Having both a brother and a dad who are passionate about politics means I have listened to and participated in more than my fair share of inter-family political debates. For me, this began around the 2016 election between Hillary Clinton and Donald Trump, in which eight-year-old me began to view my dad differently after learning whom he was voting for. I have inherited my dad’s passion for politics and debating, but not his political views. Our opinions have become more different as I have gotten older, which has led to an unfortunate amount of fights. While my brother’s views are much more similar to mine, we have also had many immature political debates that include talking over one another and name-calling.
One possible way to prevent these conflicts from arising is not bringing up politics in the first place. If the conversation is started by someone else, not engaging in debates, especially ones that you know will not be productive, is another alternative. While not speaking about something that you feel strongly about is frustrating, it will be less emotionally taxing in the long run. Many of these political conversations are not educating debates, but arguments constructed of mostly yelling instead of listening. These family fights are not likely to change someone’s opinion, nor will anyone be able to go back and change the candidate they voted for, so participating can just feel pointless.
“If somebody is too immature to have a civil conversation without allowing both parties to speak and be heard, then they probably are not worth your time,” senior Hannah Lindgren said.
If it is unavoidable or you decide to engage anyways, being respectful while speaking will help prevent an argument from escalating or even starting in the first place. While being the bigger person can be difficult in this situation, it is beneficial to everyone involved. This begins with active listening and attempting to understand where the other person is coming from, even if the other person is not returning the same respect.
“Tone of voice and how you portray things can go a long way,” school psychologist Alexandra Cox said.
You can instead channel your passion into changes on a community or societal level. A simple Google search will provide you with thousands of ways to make a difference. Getting active in local politics by attending public city meetings, voting in local elections, starting a club and attending protests are examples of ways an individual can make a difference on their own. Ultimately, these things will do more for the topics you care about than fighting with family members.

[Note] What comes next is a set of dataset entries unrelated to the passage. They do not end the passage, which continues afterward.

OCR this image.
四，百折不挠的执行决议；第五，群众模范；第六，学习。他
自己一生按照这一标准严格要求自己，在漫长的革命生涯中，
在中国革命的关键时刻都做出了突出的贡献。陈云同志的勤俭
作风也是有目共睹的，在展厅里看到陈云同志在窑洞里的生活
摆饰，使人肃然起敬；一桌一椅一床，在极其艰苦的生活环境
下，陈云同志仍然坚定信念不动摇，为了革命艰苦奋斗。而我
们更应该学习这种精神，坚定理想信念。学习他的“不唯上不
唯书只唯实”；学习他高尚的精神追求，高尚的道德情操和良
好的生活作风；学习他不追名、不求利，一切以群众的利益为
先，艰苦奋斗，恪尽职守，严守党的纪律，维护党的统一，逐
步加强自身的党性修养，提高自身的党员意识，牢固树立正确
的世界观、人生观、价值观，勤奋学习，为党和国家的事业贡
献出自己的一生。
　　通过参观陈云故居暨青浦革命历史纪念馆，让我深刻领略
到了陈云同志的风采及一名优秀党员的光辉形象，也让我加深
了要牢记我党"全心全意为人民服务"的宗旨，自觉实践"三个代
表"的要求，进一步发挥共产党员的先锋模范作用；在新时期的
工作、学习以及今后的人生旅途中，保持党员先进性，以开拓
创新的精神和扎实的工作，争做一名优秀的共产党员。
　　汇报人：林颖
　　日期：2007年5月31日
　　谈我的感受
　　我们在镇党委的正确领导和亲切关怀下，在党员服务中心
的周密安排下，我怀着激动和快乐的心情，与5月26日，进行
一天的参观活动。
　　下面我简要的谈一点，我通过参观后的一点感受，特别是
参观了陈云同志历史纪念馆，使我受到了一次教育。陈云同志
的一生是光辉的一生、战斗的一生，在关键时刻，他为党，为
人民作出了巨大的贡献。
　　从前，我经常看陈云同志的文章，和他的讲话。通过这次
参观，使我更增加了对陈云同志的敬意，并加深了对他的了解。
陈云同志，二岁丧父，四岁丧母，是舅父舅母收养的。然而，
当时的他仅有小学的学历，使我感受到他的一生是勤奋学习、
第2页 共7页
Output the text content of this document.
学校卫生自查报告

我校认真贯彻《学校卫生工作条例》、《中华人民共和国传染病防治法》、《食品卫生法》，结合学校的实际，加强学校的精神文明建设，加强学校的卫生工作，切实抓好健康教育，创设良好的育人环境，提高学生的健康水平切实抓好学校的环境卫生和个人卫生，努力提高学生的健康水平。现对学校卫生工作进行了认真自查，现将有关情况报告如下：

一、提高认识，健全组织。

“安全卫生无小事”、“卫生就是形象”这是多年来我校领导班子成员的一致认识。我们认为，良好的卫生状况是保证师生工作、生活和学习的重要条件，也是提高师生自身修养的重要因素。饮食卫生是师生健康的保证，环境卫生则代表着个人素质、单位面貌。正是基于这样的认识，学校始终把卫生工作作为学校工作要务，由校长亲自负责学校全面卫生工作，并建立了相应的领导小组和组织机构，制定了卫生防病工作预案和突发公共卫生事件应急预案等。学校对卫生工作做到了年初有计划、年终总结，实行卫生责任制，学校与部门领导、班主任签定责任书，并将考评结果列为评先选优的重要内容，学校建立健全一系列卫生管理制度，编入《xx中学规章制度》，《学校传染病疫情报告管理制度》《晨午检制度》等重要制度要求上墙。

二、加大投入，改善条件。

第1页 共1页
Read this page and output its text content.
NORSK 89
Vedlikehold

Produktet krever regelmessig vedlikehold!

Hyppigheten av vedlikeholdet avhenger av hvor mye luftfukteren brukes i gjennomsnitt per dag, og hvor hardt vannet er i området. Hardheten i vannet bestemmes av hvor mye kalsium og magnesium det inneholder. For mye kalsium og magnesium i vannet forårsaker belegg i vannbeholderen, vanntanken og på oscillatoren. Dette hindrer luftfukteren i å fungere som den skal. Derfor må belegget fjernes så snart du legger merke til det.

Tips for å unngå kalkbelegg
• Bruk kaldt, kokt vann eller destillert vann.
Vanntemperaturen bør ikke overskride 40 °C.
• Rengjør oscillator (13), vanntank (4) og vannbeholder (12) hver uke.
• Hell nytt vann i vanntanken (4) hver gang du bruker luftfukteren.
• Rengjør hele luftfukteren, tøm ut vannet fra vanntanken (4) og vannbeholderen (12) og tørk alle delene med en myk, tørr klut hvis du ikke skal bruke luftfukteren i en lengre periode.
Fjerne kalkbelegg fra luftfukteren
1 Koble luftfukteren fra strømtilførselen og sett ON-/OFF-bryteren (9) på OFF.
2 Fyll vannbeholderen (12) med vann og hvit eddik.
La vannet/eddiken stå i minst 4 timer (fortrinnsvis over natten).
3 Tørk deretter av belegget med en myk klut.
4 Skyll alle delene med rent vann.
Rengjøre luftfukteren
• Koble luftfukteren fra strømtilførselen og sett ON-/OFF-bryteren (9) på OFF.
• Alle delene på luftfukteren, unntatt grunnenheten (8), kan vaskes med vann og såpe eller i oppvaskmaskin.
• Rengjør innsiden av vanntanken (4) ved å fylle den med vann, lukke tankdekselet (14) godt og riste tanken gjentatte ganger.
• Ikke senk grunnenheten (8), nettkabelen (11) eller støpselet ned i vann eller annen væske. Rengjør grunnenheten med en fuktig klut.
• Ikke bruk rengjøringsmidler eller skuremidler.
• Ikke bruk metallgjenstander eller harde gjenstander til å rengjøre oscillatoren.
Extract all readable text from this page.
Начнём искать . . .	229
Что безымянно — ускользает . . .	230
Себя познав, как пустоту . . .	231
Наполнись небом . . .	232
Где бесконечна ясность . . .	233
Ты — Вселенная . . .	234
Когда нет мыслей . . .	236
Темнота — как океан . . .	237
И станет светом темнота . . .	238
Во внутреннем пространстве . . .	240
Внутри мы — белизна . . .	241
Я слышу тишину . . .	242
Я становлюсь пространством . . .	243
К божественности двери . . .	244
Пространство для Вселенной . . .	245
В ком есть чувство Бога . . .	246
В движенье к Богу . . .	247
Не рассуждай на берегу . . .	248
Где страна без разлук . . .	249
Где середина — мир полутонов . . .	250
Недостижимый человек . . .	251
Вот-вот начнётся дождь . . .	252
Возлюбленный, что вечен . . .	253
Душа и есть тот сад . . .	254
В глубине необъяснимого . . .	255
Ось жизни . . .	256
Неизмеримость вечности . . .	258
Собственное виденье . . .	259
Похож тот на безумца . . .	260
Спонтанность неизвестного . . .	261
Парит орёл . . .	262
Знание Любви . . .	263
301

This is not to say that conversations surrounding politics should never happen or that they cannot be productive. Speaking about politics, especially to people with differing views from you, is one of the best ways to grow as a person. When you truly want to convince someone to change their opinions for the right reasons, being well-informed on current events and educated on debating techniques should be the focus. Reading credible books and articles is a tried and true, realistic way to stay up to date with politics.
“Typically, I like to ask the opposing person how or why they think what they think,” Lindgren said. “It can be very easy to fall into only researching the side that you believe in. But to be an objective researcher and debater, it is very important to be enlightened on both sides.”